La deuxième observation, c’est une justice à laquelle l’Etat donne le confort, les moyens d’exercer ses missions de manière sereine, efficace. Même si j’ai conscience que ce confort sera parfait quand la ligne 14 desservira le site, en principe en 2020. Je crois qu’il faut se contenter jusqu’à 2020 de cette sagesse italienne qui nous dit cher Renzo, Chi va piano, va sano... Pour autant, l’emménagement dans ce tribunal a constitué pour les personnels de la Justice – on parle de 500 magistrats et plus de 1000 fonctionnaires de greffe – une vraie révolution. On m’a raconté que sur l’île de la Cité, les juges ne disposaient pas tous d’un bureau, voire d’une chaise. Un comble pour des magistrats du siège ! Ce confort bénéficie certes aux personnels mais il bénéficie aussi à l’acte de juger. Parce qu’avant d’être une décision, un jugement, c’est de l’instruction, de la recherche, du classement, des auditions, de la réflexion personnelle et collective, parfois une forme de doute, tout un travail préparatoire dont la qualité matérielle n’est évidemment pas sans lien avec celle de la décision finale.

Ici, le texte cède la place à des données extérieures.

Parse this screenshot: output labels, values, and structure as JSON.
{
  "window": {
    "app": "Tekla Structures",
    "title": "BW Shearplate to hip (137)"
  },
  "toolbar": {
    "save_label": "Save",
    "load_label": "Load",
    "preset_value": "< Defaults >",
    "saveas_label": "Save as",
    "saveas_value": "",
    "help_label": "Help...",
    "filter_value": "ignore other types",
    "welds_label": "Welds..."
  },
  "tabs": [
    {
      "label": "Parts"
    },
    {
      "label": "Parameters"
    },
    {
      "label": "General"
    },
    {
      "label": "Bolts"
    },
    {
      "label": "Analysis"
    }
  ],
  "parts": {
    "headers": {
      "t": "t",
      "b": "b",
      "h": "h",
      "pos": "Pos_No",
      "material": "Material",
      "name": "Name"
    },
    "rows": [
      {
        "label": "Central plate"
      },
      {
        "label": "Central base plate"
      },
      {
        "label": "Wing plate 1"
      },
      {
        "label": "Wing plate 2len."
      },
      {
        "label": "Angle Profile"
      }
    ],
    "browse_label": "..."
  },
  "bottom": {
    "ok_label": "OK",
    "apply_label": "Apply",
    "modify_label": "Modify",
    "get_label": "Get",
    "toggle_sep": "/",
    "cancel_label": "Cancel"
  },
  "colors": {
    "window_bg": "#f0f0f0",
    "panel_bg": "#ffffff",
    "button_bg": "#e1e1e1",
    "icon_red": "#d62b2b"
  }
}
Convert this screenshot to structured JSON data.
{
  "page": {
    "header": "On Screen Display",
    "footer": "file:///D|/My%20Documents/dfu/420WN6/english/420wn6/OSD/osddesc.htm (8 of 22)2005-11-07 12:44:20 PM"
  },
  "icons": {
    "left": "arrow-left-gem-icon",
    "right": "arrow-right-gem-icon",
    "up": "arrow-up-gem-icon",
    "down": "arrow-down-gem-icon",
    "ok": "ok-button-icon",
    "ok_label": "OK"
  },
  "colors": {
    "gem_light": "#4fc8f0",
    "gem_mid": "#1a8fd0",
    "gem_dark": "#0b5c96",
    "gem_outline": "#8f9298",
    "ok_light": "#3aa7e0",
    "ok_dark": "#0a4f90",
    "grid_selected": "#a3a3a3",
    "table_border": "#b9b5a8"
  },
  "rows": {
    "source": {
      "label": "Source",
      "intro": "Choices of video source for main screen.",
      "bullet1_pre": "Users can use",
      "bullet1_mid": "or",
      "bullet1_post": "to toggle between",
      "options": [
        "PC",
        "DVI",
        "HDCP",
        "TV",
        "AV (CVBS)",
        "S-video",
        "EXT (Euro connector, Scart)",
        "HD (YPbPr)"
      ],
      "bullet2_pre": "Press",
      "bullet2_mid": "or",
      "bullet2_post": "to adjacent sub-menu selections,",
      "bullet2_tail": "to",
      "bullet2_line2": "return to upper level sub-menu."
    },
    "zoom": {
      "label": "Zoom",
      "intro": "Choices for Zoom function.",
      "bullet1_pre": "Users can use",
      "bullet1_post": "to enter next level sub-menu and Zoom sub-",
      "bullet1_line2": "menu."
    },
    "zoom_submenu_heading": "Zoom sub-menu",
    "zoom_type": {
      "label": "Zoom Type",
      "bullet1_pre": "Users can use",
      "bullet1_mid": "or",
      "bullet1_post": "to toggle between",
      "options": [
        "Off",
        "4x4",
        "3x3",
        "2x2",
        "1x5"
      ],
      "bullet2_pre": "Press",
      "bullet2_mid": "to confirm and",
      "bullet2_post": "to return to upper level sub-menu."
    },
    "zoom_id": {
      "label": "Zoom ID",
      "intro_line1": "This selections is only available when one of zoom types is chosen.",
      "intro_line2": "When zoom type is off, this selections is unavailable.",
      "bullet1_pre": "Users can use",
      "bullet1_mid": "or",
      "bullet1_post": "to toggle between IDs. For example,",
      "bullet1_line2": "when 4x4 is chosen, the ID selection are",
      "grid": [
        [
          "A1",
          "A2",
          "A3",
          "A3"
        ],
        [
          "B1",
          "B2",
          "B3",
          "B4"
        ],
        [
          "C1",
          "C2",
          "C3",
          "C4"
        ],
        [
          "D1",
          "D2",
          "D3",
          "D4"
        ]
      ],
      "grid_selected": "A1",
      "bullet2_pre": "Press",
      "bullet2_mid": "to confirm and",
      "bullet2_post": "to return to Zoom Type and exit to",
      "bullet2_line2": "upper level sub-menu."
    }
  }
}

Autre source de confort : la fluidité que le bâtiment organise entre les magistrats et entre les métiers de la justice. En cela, sa conception a quelque peu devancé la loi de programmation judiciaire. D’abord parce qu’il regroupe dans un même site, des pôles de compétences autrefois éclatés. Je pense aux 20 tribunaux d’instance qui logeaient dans les mairies d’arrondissement, du tribunal de police qui se trouvait dans le 19ème ou encore du pôle financier et du parquet national éponyme boulevard des Italiens. Ensuite, parce qu’il organise la « coexistence pacifique » de tous les auxiliaires et partenaires de la Justice. D’où son nom de cité judiciaire. Cela concerne les avocats dont le tribunal est aussi le lieu de travail. Mme le bâtonnier, je sais combien le barreau de Paris s’est impliqué dès le début du projet, pour mieux prendre en compte les contraintes et exigences de votre profession. Si j’ai bien compris, vos confrères – « mes » confrères puisque j’ai moi-même exercé cette profession – ne sont pas encore totalement installés. Cela sera le cas au mois de décembre 2019 quand ouvrira « la maison des avocats ». J’ai entendu les engagements pris pour un travail de qualité et en toute confiance de façon à améliorer toujours un peu plus l’intelligence et la fluidité du travail. Cette proximité concerne aussi les 1 700 fonctionnaires de la direction générale de la police judiciaire qui peuvent gagner ce tribunal par un souterrain. Enfin, le palais prévoit des espaces pour les associations d’aide aux victimes, pour les conciliateurs de justice, les délégués du procureur, ceux du Défenseur des droits qui tous, contribuent à l’oeuvre de justice. Parce qu’on ne rend plus la justice de manière exclusive dans les salles d’audience, en robes noires. On la rend de plus en plus grâce à des modes alternatifs de règlement des conflits. D’où sans doute la sérénité des lieux…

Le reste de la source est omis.